31. As noticed above, 'Co-operative Bank' was separately defined by the newly inserted Clause (cci) and 'primary co-operative bank' was similarly separately defined by Clause (ccv). The meaning of 'banking company' must, therefore, necessarily be strictly confined to the words used in Section 5(c) of the BR Act. If the intention of the Parliament was to define the 'co-operative bank' as 'banking company, it would have been the easiest way for the Parliament to say that 'banking company' shall mean 'banking company' as defined in Section 5(c) and shall include 'co-operative bank' and 'primary cooperative bank' as inserted in Clauses (cci) and (ccv) in Section 5 of Act 23 of 1965.

9. Submission of Mr. Alok Aradhe, learned Senior Counsel for the respondent is that the said paragraphs in fact, support the contention of the respondent-bank. It is urged by him that the Central Government has been authorised under Section 2(c)(v) of the 2002 Act to specify any other bank for the purpose of the Act and in exercise of the said power the Central Government by notification dated 28-1-03 has specified 'co-operative bank' as defined In Section 5(c)(cci) of the BR Act bank by lifting definition of the 'co-operative bank'.

10. Section 2(c) of the 2002 Act defines 'bank' as under:

(i) a banking company; or

(ii) a corresponding new bank; or

(iii) the State Bank of India; or

(iv) a subsidiary bank; or

(v) such other bank which the Central Government may, by notification, specify for the purposes of this Act.

11. Thus, Clause (v) empowers the Central Government by a notification to specify any other bank for the purposes of this Act. Thus, power has been conferred on the Central Government in the 2002 Act for including any other bank within the definition by issuing a notification and the Central Government has issued a notification and included co-operative banks for the purposes of the said Act.
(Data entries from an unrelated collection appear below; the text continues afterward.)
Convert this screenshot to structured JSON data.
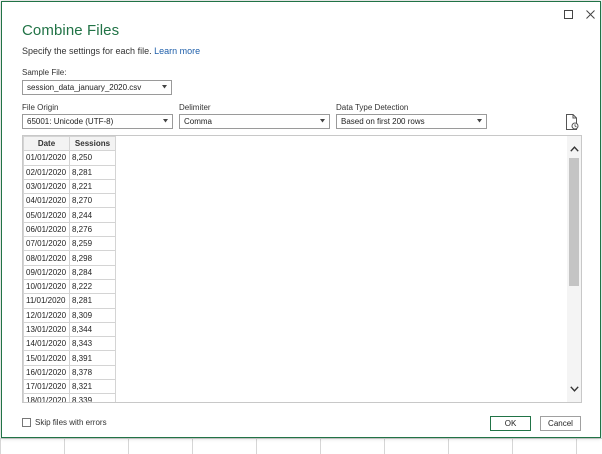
{
  "dialog": {
    "title": "Combine Files",
    "subtitle": "Specify the settings for each file.",
    "learn_more": "Learn more",
    "window_controls": {
      "maximize_icon": "maximize-icon",
      "close_icon": "close-icon"
    }
  },
  "sample_file": {
    "label": "Sample File:",
    "value": "session_data_january_2020.csv"
  },
  "file_origin": {
    "label": "File Origin",
    "value": "65001: Unicode (UTF-8)"
  },
  "delimiter": {
    "label": "Delimiter",
    "value": "Comma"
  },
  "data_type_detection": {
    "label": "Data Type Detection",
    "value": "Based on first 200 rows"
  },
  "preview": {
    "columns": [
      "Date",
      "Sessions"
    ],
    "rows": [
      [
        "01/01/2020",
        "8,250"
      ],
      [
        "02/01/2020",
        "8,281"
      ],
      [
        "03/01/2020",
        "8,221"
      ],
      [
        "04/01/2020",
        "8,270"
      ],
      [
        "05/01/2020",
        "8,244"
      ],
      [
        "06/01/2020",
        "8,276"
      ],
      [
        "07/01/2020",
        "8,259"
      ],
      [
        "08/01/2020",
        "8,298"
      ],
      [
        "09/01/2020",
        "8,284"
      ],
      [
        "10/01/2020",
        "8,222"
      ],
      [
        "11/01/2020",
        "8,281"
      ],
      [
        "12/01/2020",
        "8,309"
      ],
      [
        "13/01/2020",
        "8,344"
      ],
      [
        "14/01/2020",
        "8,343"
      ],
      [
        "15/01/2020",
        "8,391"
      ],
      [
        "16/01/2020",
        "8,378"
      ],
      [
        "17/01/2020",
        "8,321"
      ],
      [
        "18/01/2020",
        "8,339"
      ]
    ]
  },
  "skip_files": {
    "label": "Skip files with errors",
    "checked": false
  },
  "buttons": {
    "ok": "OK",
    "cancel": "Cancel"
  },
  "colors": {
    "accent": "#217346",
    "link": "#1f5faa"
  }
}
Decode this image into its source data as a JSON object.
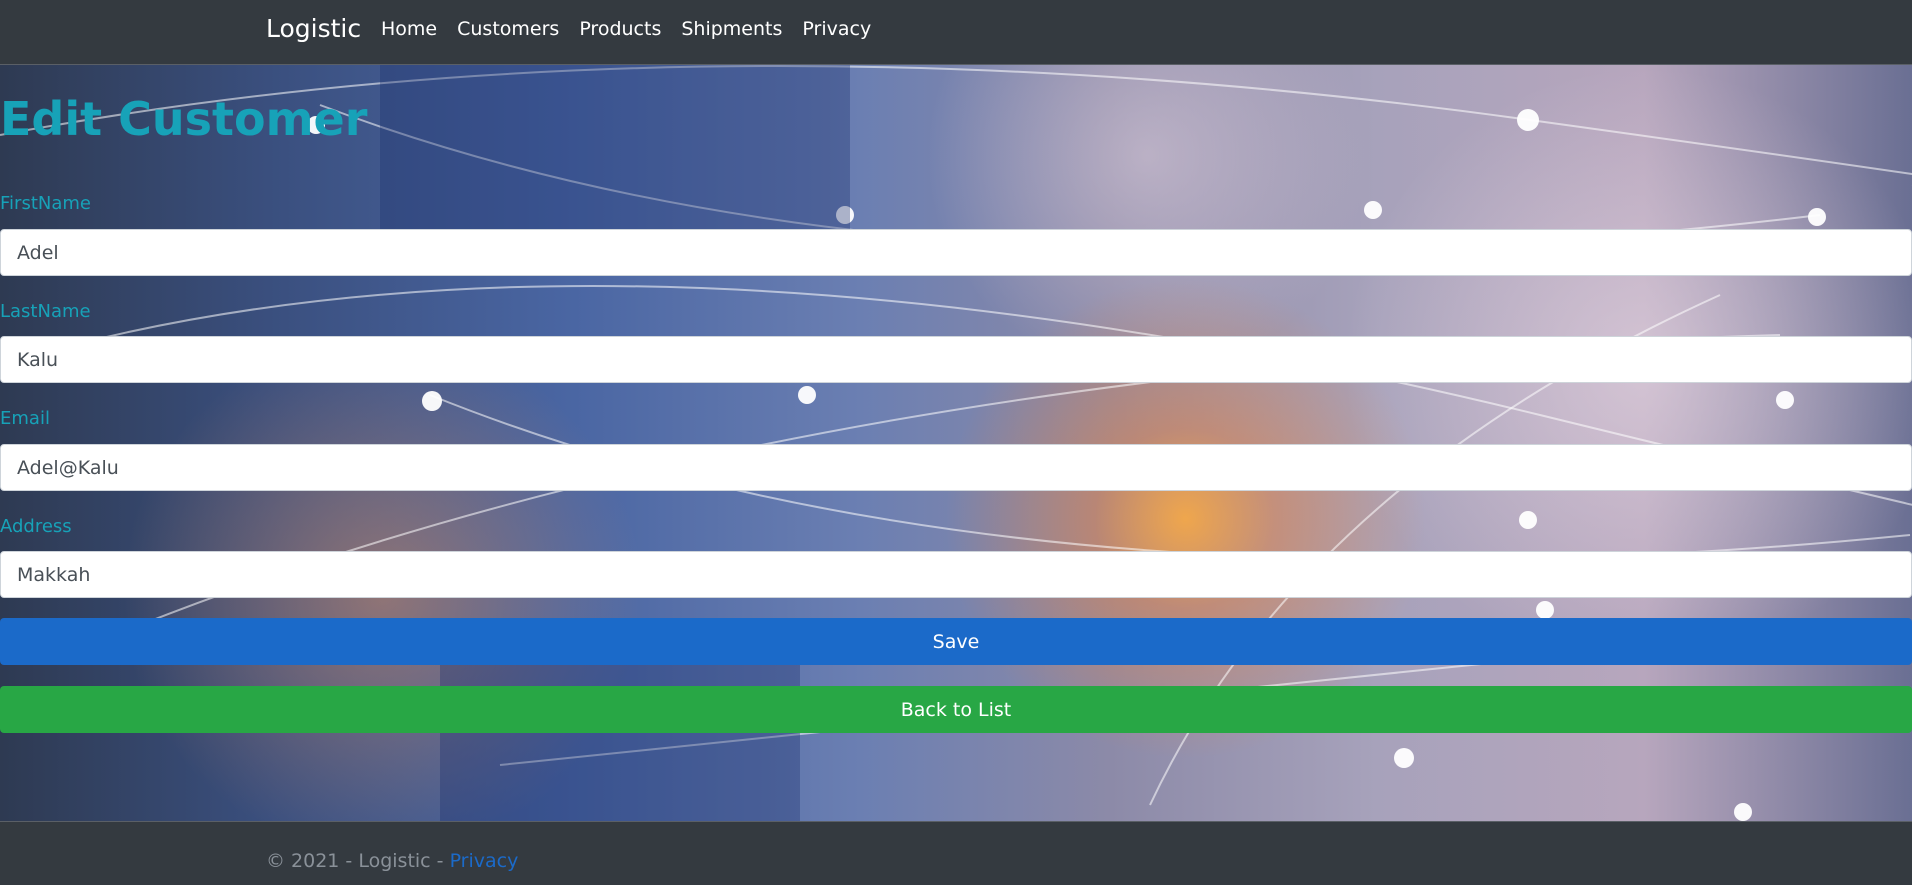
{
  "nav": {
    "brand": "Logistic",
    "links": [
      "Home",
      "Customers",
      "Products",
      "Shipments",
      "Privacy"
    ]
  },
  "page": {
    "title": "Edit Customer"
  },
  "form": {
    "fields": [
      {
        "label": "FirstName",
        "value": "Adel"
      },
      {
        "label": "LastName",
        "value": "Kalu"
      },
      {
        "label": "Email",
        "value": "Adel@Kalu"
      },
      {
        "label": "Address",
        "value": "Makkah"
      }
    ],
    "save_label": "Save",
    "back_label": "Back to List"
  },
  "footer": {
    "text": "© 2021 - Logistic - ",
    "link": "Privacy"
  },
  "colors": {
    "accent": "#17a2b8",
    "primary": "#1b6ac9",
    "success": "#28a745",
    "nav_bg": "#343a40"
  }
}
In this context, we may refer with profit to a Division Bench Judgment of the Bombay High Court in M/s. Khaja Industries (supra) wherein the Division Bench after referring to the decision rendered in Greater Bombay Co-operative Bank Ltd. (supra) and after referring to paragraphs 30, 34 and 59 has expressed the opinion to the effect that the co-operative banks can take action under the 2002 Act.

12. We are in entire agreement with the view expressed in the said decision.

13. In view of the aforesaid premises, we are of the considered opinion that the view expressed in Manoj Tarwala (supra) is not applicable as it was not a case relating to 2002 Act but with regard to forum under the 1993 Act and the status of the bank. In the case at hand the power has been exercised by the Central Government under the 2002 Act and the Apex Court has clearly stated that the Central Government is authorised by Section 2(c)(v) of the Act to specify any other bank for the purpose of the said Act.

14. In view of the aforesaid, we concur with the view expressed by the learned Single Judge and accordingly, we do not perceive any merit in the writ petition.

In the ultimate result, the appeal has to save the path of dismissal which we direct, There shall be no order as to costs.